- Alternative name: Yulia Trashlieva
- Born: 3 February 1936 Ruse, Bulgaria
- Died: 8 May 2024 (aged 88)

Gymnastics career
- Discipline: Rhythmic gymnastics
- Country represented: Bulgaria
- Club: Spartak
- Retired: yes
- Medal record
Representing Bulgaria
Rhythmic Gymnastics
World Championships
| Bronze medal – third place | 1963 Budapest | All-around |
| Bronze medal – third place | 1963 Budapest | Apparatus |
| Bronze medal – third place | 1967 Copenhagen | Group All-around |

= Julia Trashlieva =

Bulgarian rhythmic gymnast (1936–2024)

Julia Trashlieva (Bulgarian: Юлия Трашлиева; 3 February 1936 – 8 May 2024) was a Bulgarian rhythmic and artistic gymnast and coach. She was the all-around bronze medalist at the first World Championships, making her the first Bulgarian rhythmic gymnast to win a World medal, and a member of the Bulgarian group that won bronze in the first ever group competition held in 1967 World Championships in Copenhagen.

== Career ==
Trashlieva competed in both artistic and rhythmic gymnastics. In artistic she won the national title 6 times, and in rhythmic she won 8 national titles from 1956 to 1963. As an artistic gymnast, she competed at the 1961 European Championships and finished in 10th place in the all-around. She also competed at the 1961 Summer Universiade held in Sofia, where she came in second on the uneven bars. She continued to compete in artistic gymnastics through 1962, when she was 73rd at the 1962 World Championships.

She was part of the first Bulgarian national team of rhythmic gymnastics, which competed at the first World Championship in Budapest in 1963. There she won two bronze medals, one in the all-around and one with the hoop. At the 1967 World Championships, she led the Bulgarian group at the first World group competition.
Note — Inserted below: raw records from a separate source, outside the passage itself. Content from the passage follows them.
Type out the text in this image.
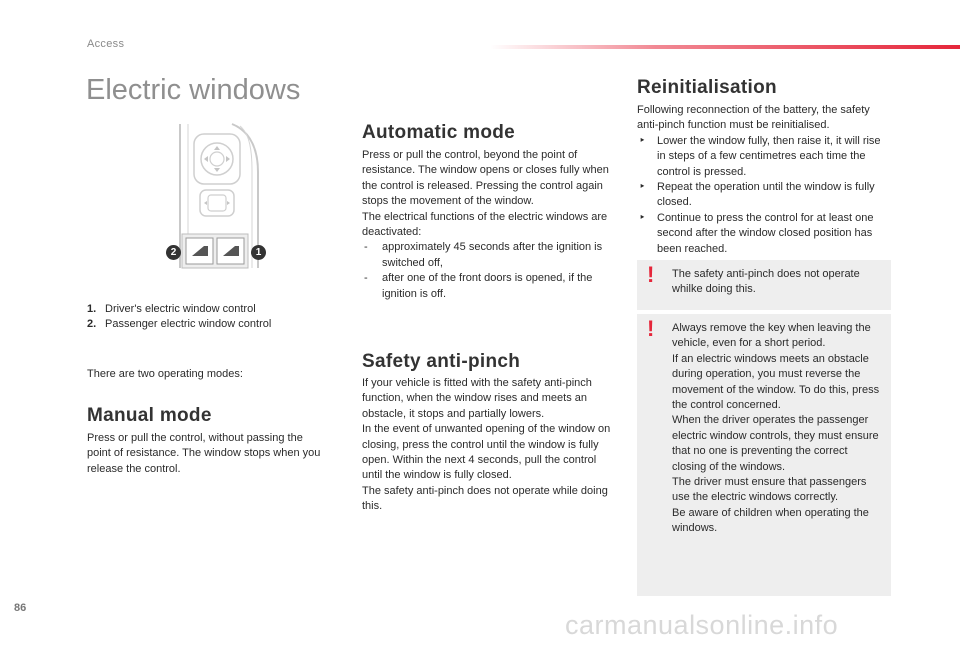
Access
Electric windows
2	1
1. Driver's electric window control
2. Passenger electric window control

There are two operating modes:

Manual mode

Press or pull the control, without passing the point of resistance. The window stops when you release the control.

Automatic mode

Press or pull the control, beyond the point of resistance. The window opens or closes fully when the control is released. Pressing the control again stops the movement of the window.

The electrical functions of the electric windows are deactivated:

- approximately 45 seconds after the ignition is switched off,
- after one of the front doors is opened, if the ignition is off.
Safety anti-pinch

If your vehicle is fitted with the safety anti-pinch function, when the window rises and meets an obstacle, it stops and partially lowers.

In the event of unwanted opening of the window on closing, press the control until the window is fully open. Within the next 4 seconds, pull the control until the window is fully closed.

The safety anti-pinch does not operate while doing this.

Reinitialisation

Following reconnection of the battery, the safety anti-pinch function must be reinitialised.

‣ Lower the window fully, then raise it, it will rise in steps of a few centimetres each time the control is pressed.
‣ Repeat the operation until the window is fully closed.
‣ Continue to press the control for at least one second after the window closed position has been reached.
! The safety anti-pinch does not operate whilke doing this.
! Always remove the key when leaving the vehicle, even for a short period.
If an electric windows meets an obstacle during operation, you must reverse the movement of the window. To do this, press the control concerned.
When the driver operates the passenger electric window controls, they must ensure that no one is preventing the correct closing of the windows.
The driver must ensure that passengers use the electric windows correctly.
Be aware of children when operating the windows.
86
carmanualsonline.info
They won the bronze medal; the group initially had the highest score, but their score was reduced by half a point because their hoops were found to be slightly larger than regulations allowed.

After finishing her gymnastics career, Trashlieva became a coach. She was one of the coaches of the Bulgarian group that won gold at the 1969 World Championships, and she also coached the group that placed 5th at the 1973 World Championships. She helped create the Bulgarian group routines in both 1967 and 1969.

Trashlieva died on 8 May 2024, at the age of 88.